Happy 10 Year Anniversary…
Today would have been our 10 year anniversary.
Ten years…double digits. A milestone that always felt so far away when we first met and somehow arrived much faster than either of us expected. We were 24 & 25 when we met then 35 & 36 when you left.
I keep thinking about all the versions of us that existed over those 10 years.
The version that met and fell in love.
The version that built a life in Texas.
The version that packed everything up and moved to Colorado.
The version that became dog parents instead of parents in the traditional sense.
The version that navigated hard seasons and beautiful ones.
The version that sat in hospital rooms and infusion centers and somehow still found reasons to laugh.
And the version of us that was supposed to grow old together.
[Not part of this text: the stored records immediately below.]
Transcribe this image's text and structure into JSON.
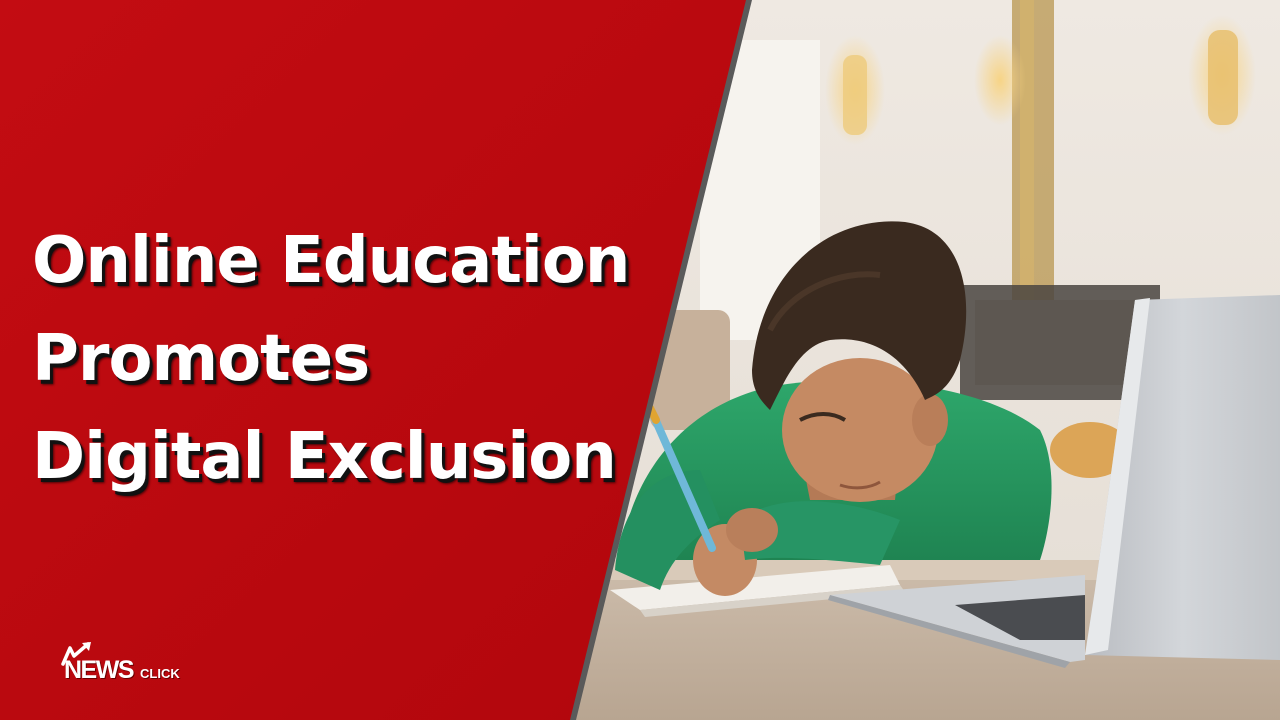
{
  "headline": {
    "line1": "Online Education",
    "line2": "Promotes",
    "line3": "Digital Exclusion"
  },
  "logo": {
    "news": "NEWS",
    "click": "CLICK",
    "icon": "newsclick-arrow-icon"
  },
  "colors": {
    "panel_red": "#c00a0f",
    "panel_red_dark": "#a60008",
    "headline_text": "#ffffff",
    "shirt_green": "#2a9a63"
  }
}
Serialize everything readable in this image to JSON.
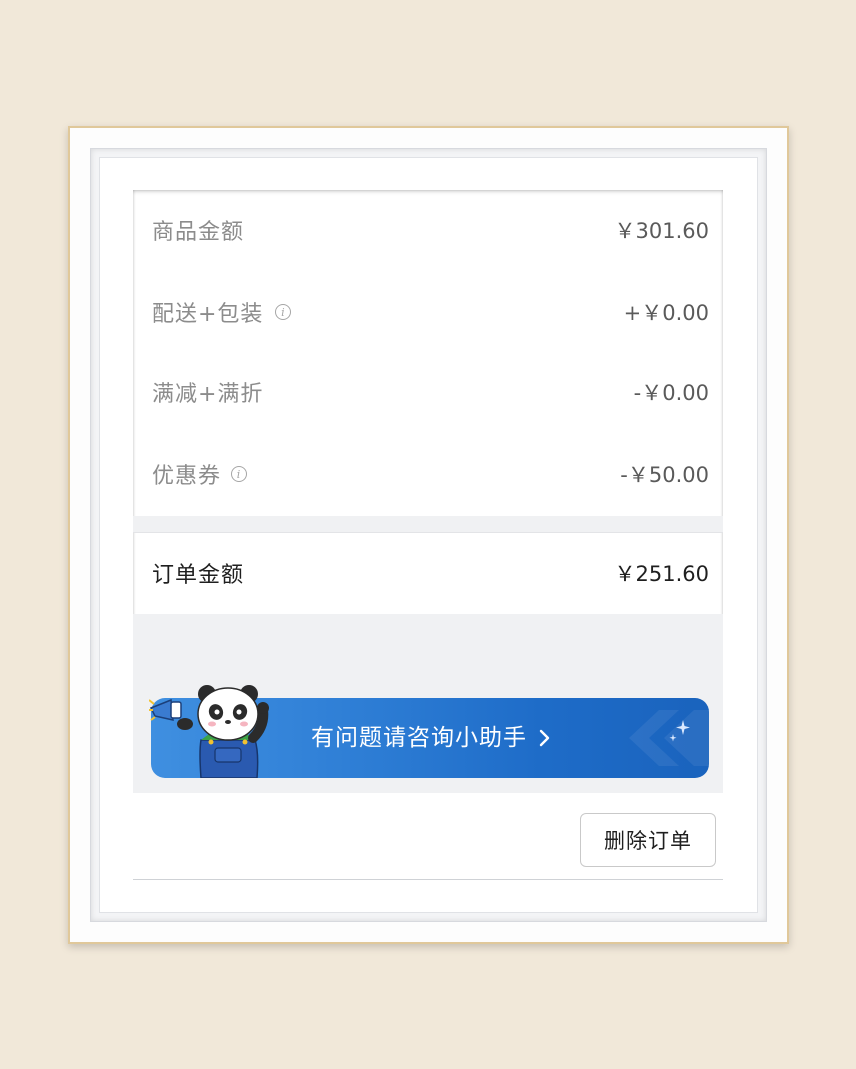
{
  "summary": {
    "items": [
      {
        "label": "商品金额",
        "value": "￥301.60",
        "info": false
      },
      {
        "label": "配送+包装",
        "value": "+￥0.00",
        "info": true
      },
      {
        "label": "满减+满折",
        "value": "-￥0.00",
        "info": false
      },
      {
        "label": "优惠券",
        "value": "-￥50.00",
        "info": true
      }
    ]
  },
  "total": {
    "label": "订单金额",
    "value": "￥251.60"
  },
  "helper_banner": {
    "text": "有问题请咨询小助手",
    "icon": "chevron-right-icon",
    "mascot": "panda-mascot",
    "color": "#2f7fd6"
  },
  "actions": {
    "delete_label": "删除订单"
  }
}
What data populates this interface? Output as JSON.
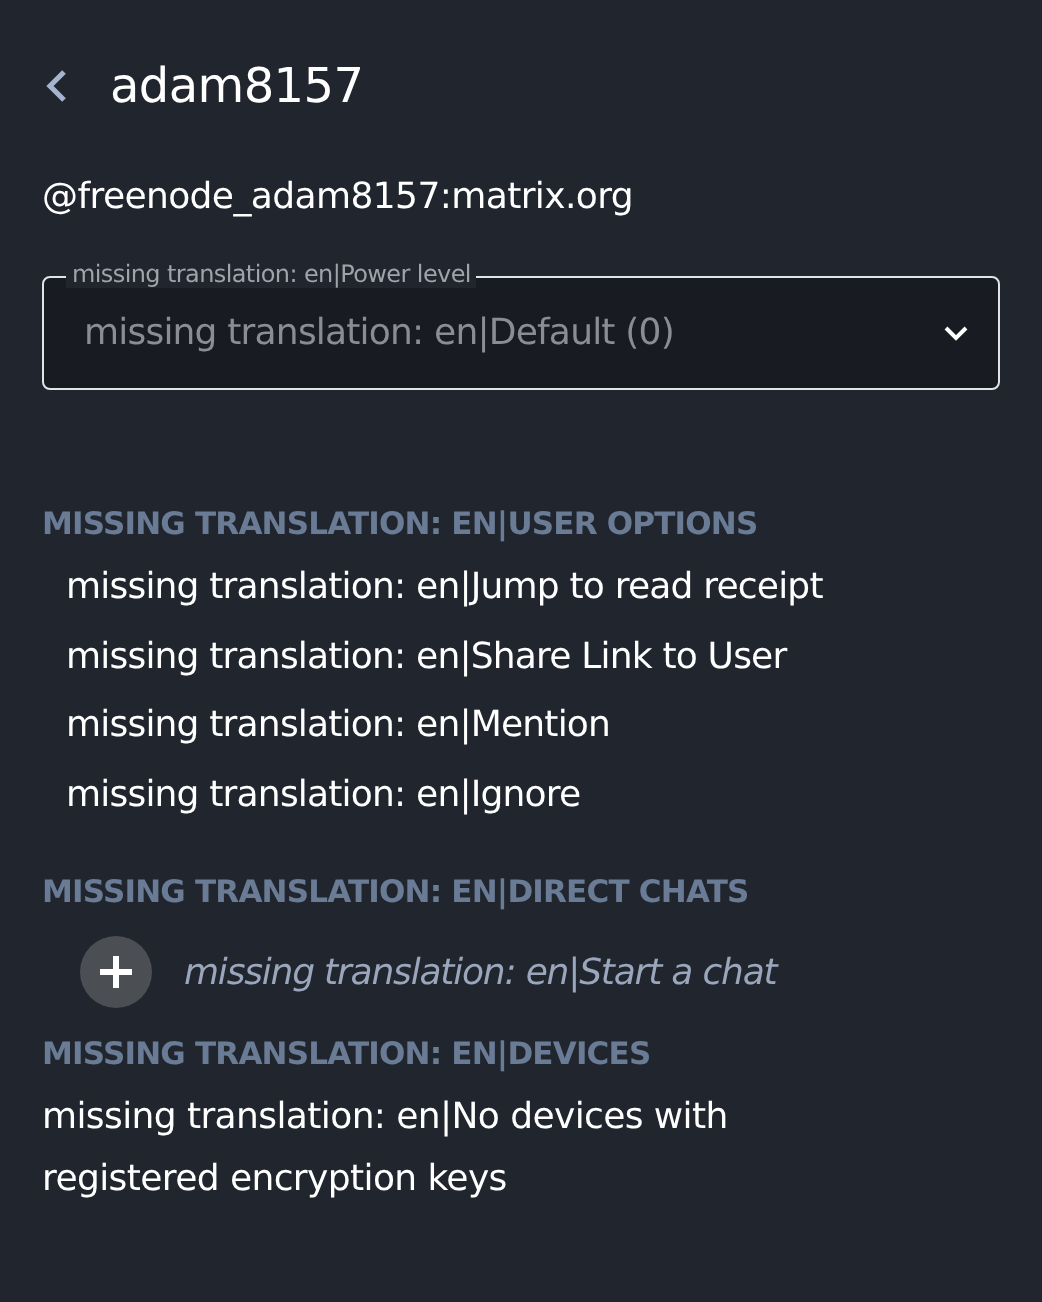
{
  "header": {
    "title": "adam8157"
  },
  "user_id": "@freenode_adam8157:matrix.org",
  "power_level": {
    "label": "missing translation: en|Power level",
    "value": "missing translation: en|Default (0)"
  },
  "user_options": {
    "heading": "MISSING TRANSLATION: EN|USER OPTIONS",
    "items": [
      {
        "label": "missing translation: en|Jump to read receipt"
      },
      {
        "label": "missing translation: en|Share Link to User"
      },
      {
        "label": "missing translation: en|Mention"
      },
      {
        "label": "missing translation: en|Ignore"
      }
    ]
  },
  "direct_chats": {
    "heading": "MISSING TRANSLATION: EN|DIRECT CHATS",
    "start_chat": "missing translation: en|Start a chat"
  },
  "devices": {
    "heading": "MISSING TRANSLATION: EN|DEVICES",
    "message": "missing translation: en|No devices with registered encryption keys"
  }
}
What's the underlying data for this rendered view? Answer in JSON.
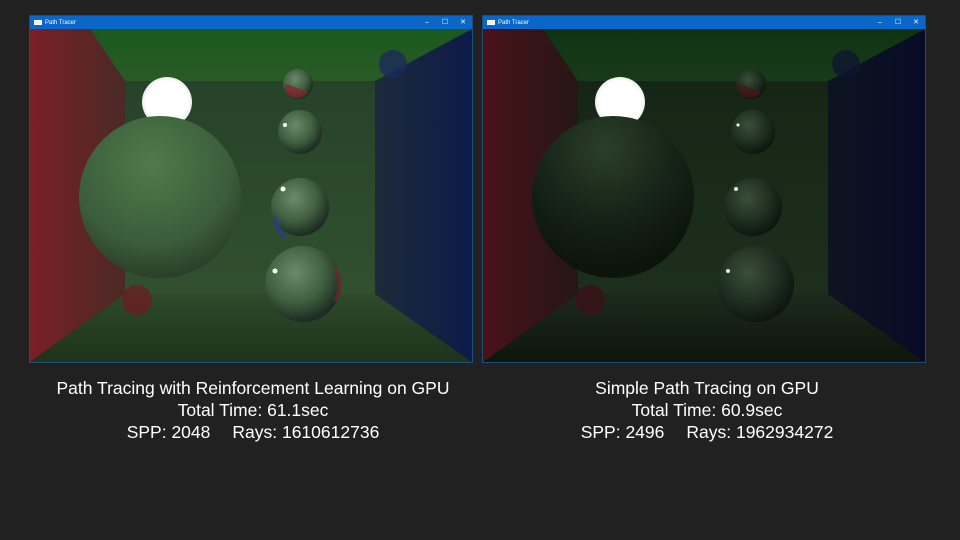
{
  "windows": [
    {
      "title": "Path Tracer",
      "controls": {
        "minimize": "–",
        "maximize": "☐",
        "close": "✕"
      }
    },
    {
      "title": "Path Tracer",
      "controls": {
        "minimize": "–",
        "maximize": "☐",
        "close": "✕"
      }
    }
  ],
  "captions": {
    "left": {
      "method": "Path Tracing with Reinforcement Learning on GPU",
      "total_time": "Total Time: 61.1sec",
      "spp": "SPP: 2048",
      "rays": "Rays: 1610612736"
    },
    "right": {
      "method": "Simple Path Tracing on GPU",
      "total_time": "Total Time: 60.9sec",
      "spp": "SPP: 2496",
      "rays": "Rays: 1962934272"
    }
  },
  "colors": {
    "background": "#212121",
    "titlebar": "#0a66c8",
    "caption_text": "#ffffff"
  }
}
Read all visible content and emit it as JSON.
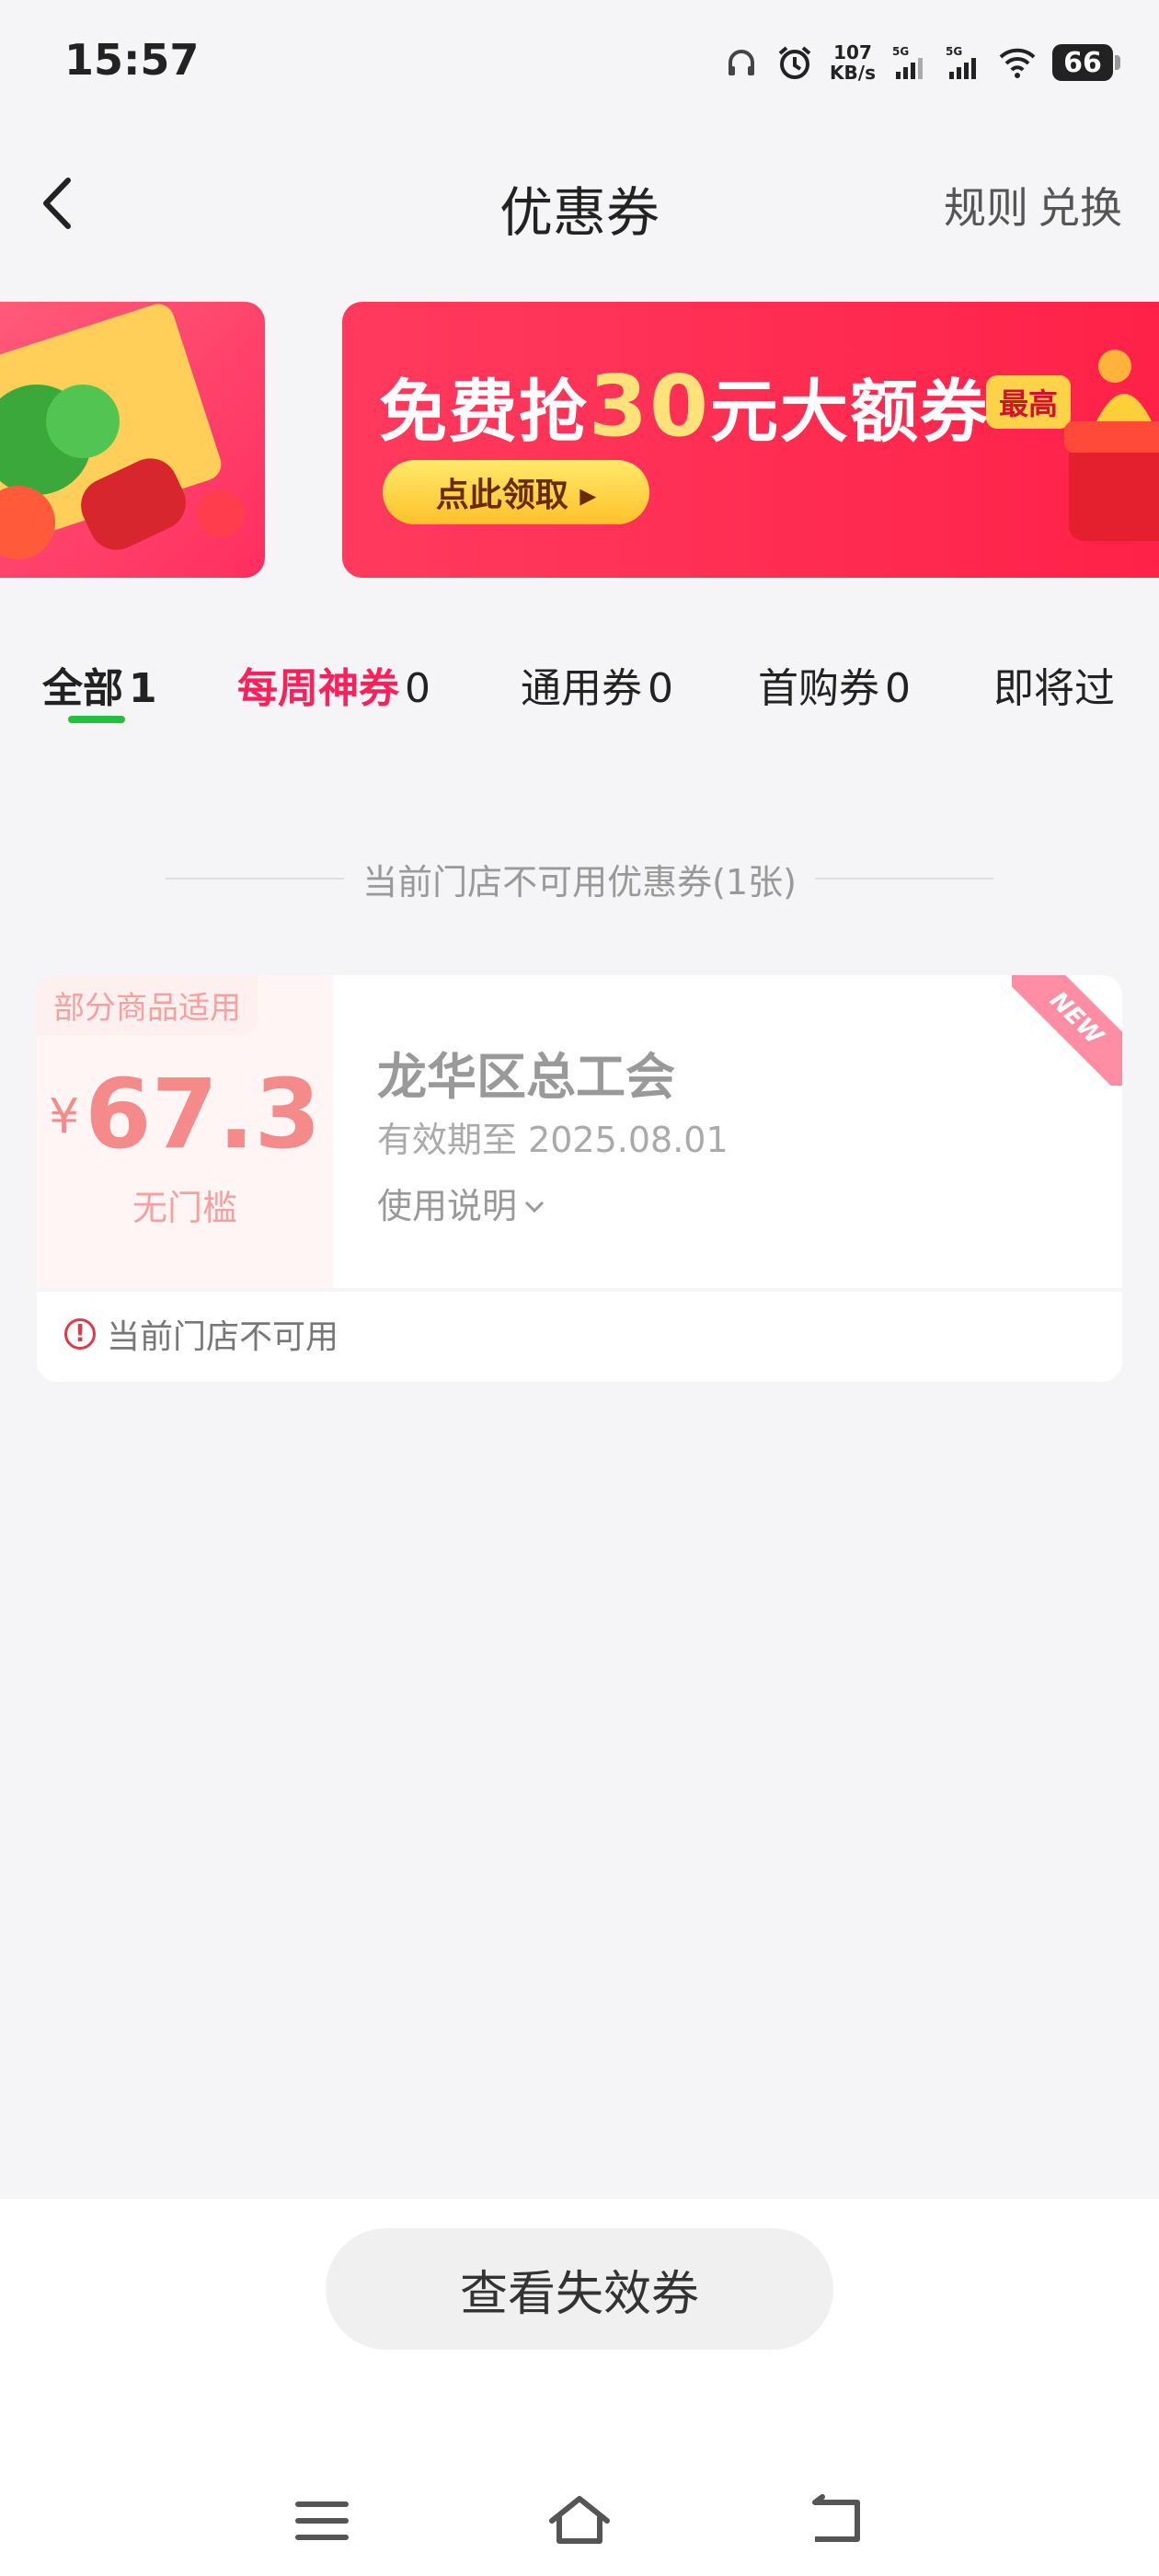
{
  "status_bar": {
    "time": "15:57",
    "net_speed_value": "107",
    "net_speed_unit": "KB/s",
    "signal1_label": "5G",
    "signal2_label": "5G",
    "battery": "66"
  },
  "header": {
    "title": "优惠券",
    "rule_label": "规则",
    "exchange_label": "兑换"
  },
  "banner": {
    "main_prefix": "免费抢",
    "main_amount": "30",
    "main_suffix": "元大额券",
    "badge": "最高",
    "button": "点此领取 ▸"
  },
  "tabs": [
    {
      "label": "全部",
      "count": "1"
    },
    {
      "label": "每周神券",
      "count": "0"
    },
    {
      "label": "通用券",
      "count": "0"
    },
    {
      "label": "首购券",
      "count": "0"
    },
    {
      "label": "即将过",
      "count": ""
    }
  ],
  "section_divider": "当前门店不可用优惠券(1张)",
  "coupon": {
    "scope_tag": "部分商品适用",
    "currency": "¥",
    "amount": "67.3",
    "threshold": "无门槛",
    "name": "龙华区总工会",
    "expiry": "有效期至 2025.08.01",
    "usage_label": "使用说明",
    "new_ribbon": "NEW",
    "unavailable_note": "当前门店不可用"
  },
  "bottom": {
    "expired_button": "查看失效券"
  },
  "colors": {
    "accent_green": "#23c03c",
    "accent_pink": "#ff1f5a",
    "coupon_price": "#f58a8a",
    "banner_red": "#ff2148"
  }
}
I thought we would celebrate today differently…maybe dinner somewhere special, a weekend away, or simply takeout on the couch with the dogs and a conversation about how quickly ten years had gone by.
Instead, I'm sitting here trying to understand how I can simultaneously feel so grateful that I got 10 years with you and so fucking angry that we didn't get more.
People say grief is love with nowhere to go and I don't think that's 100% true.
The love still has somewhere to go…It goes into the stories I tell about you, the traditions I keep alive, every time I say your name out loud because I refuse to let the world forget you. It goes into missing you…and holy shit I miss you so much.
I miss the life we built together. I miss having someone who knew all the little details of my day without explanation. I miss our routines, our inside jokes, and all the ordinary moments that didn't feel important until they were gone. I miss being part of a "we."
Today isn't just about celebrating the 10 years we had, it's about grieving all the years we didn't get…the anniversaries we won't celebrate, the trips we won't take, the ordinary Tuesday nights we won't spend side by side. It's about mourning the future we built together in quiet conversations and shared dreams.
But even through all of that grief, one thing remains true:
I would choose you again, every single time, every version of us, every hard season and every beautiful one.
10 years was never going to be enough but loving you for those 10 years will always be the greatest privilege of my life.
Happy anniversary, Cass. I love you still and I always will.